Benim 2012'de Ankara Kitap Fuarı'ndan aldığım bu kitabın aynı isimli (The Terminal Man) bir de film uyarlaması varmış fakat IMDB puanına bakınca pek bir beklenti yaratmadı bende. Belki bir gün, yapacak başka hiçbir şey bulamazsam izlerim.

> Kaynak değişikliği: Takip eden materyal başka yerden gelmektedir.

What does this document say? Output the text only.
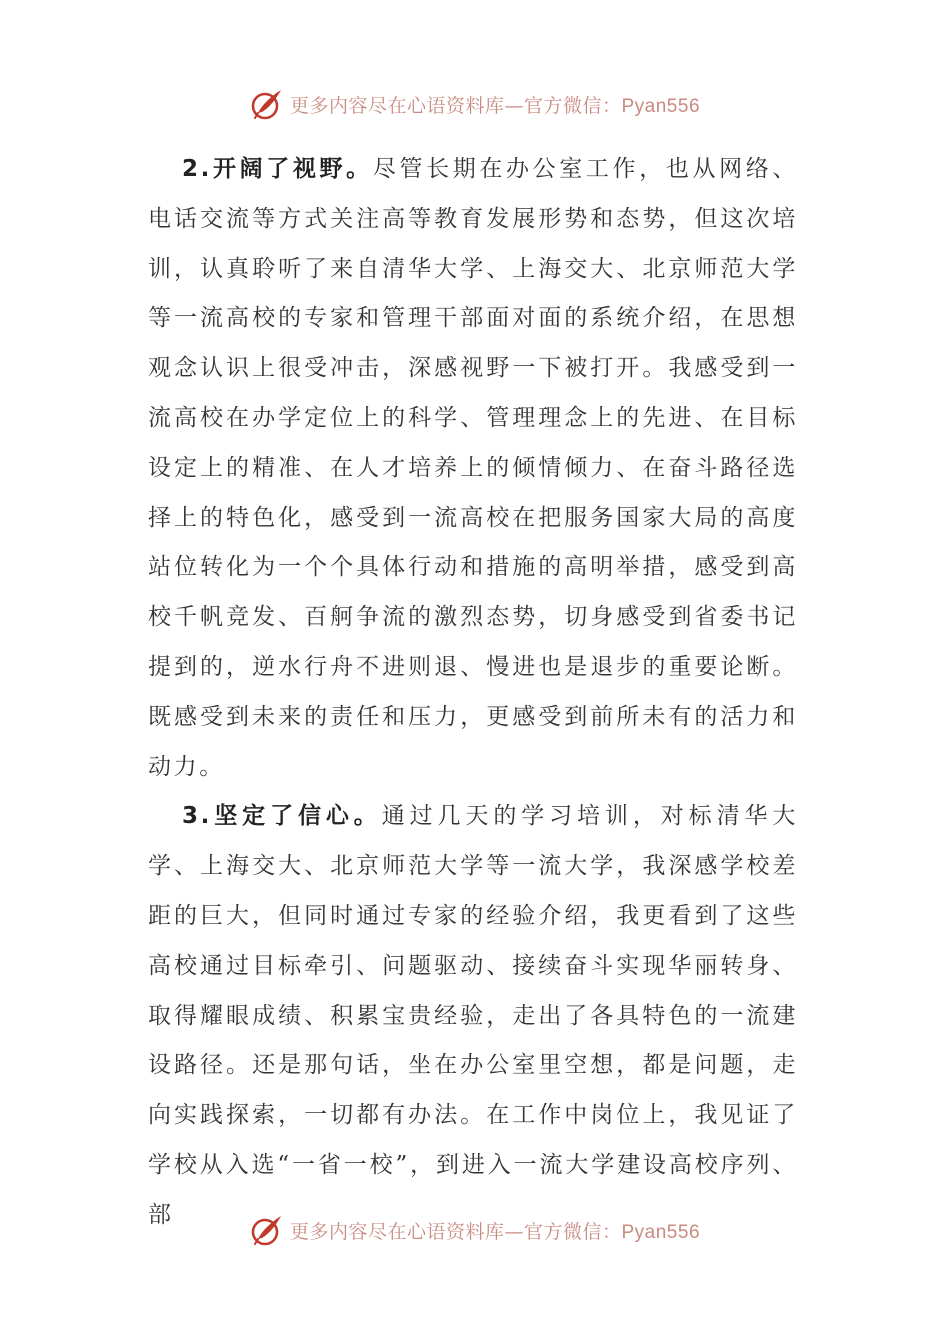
更多内容尽在心语资料库—官方微信：Pyan556

2.开阔了视野。尽管长期在办公室工作，也从网络、电话交流等方式关注高等教育发展形势和态势，但这次培训，认真聆听了来自清华大学、上海交大、北京师范大学等一流高校的专家和管理干部面对面的系统介绍，在思想观念认识上很受冲击，深感视野一下被打开。我感受到一流高校在办学定位上的科学、管理理念上的先进、在目标设定上的精准、在人才培养上的倾情倾力、在奋斗路径选择上的特色化，感受到一流高校在把服务国家大局的高度站位转化为一个个具体行动和措施的高明举措，感受到高校千帆竞发、百舸争流的激烈态势，切身感受到省委书记提到的，逆水行舟不进则退、慢进也是退步的重要论断。既感受到未来的责任和压力，更感受到前所未有的活力和动力。

3.坚定了信心。通过几天的学习培训，对标清华大学、上海交大、北京师范大学等一流大学，我深感学校差距的巨大，但同时通过专家的经验介绍，我更看到了这些高校通过目标牵引、问题驱动、接续奋斗实现华丽转身、取得耀眼成绩、积累宝贵经验，走出了各具特色的一流建设路径。还是那句话，坐在办公室里空想，都是问题，走向实践探索，一切都有办法。在工作中岗位上，我见证了学校从入选“一省一校”，到进入一流大学建设高校序列、部

更多内容尽在心语资料库—官方微信：Pyan556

Kitaptan bahsetmeye başlamadan önce, künyesinde de yer alan ilginç bir detayı belirtmek istiyorum, ilk kez 1972'de yayımlanan bu kitap, aynı yıl Playboy dergisinde de tefrika edilmiş. Dergide cüretkar fotoğraflardan fazlası varmış demek, hiç bilmiyordum!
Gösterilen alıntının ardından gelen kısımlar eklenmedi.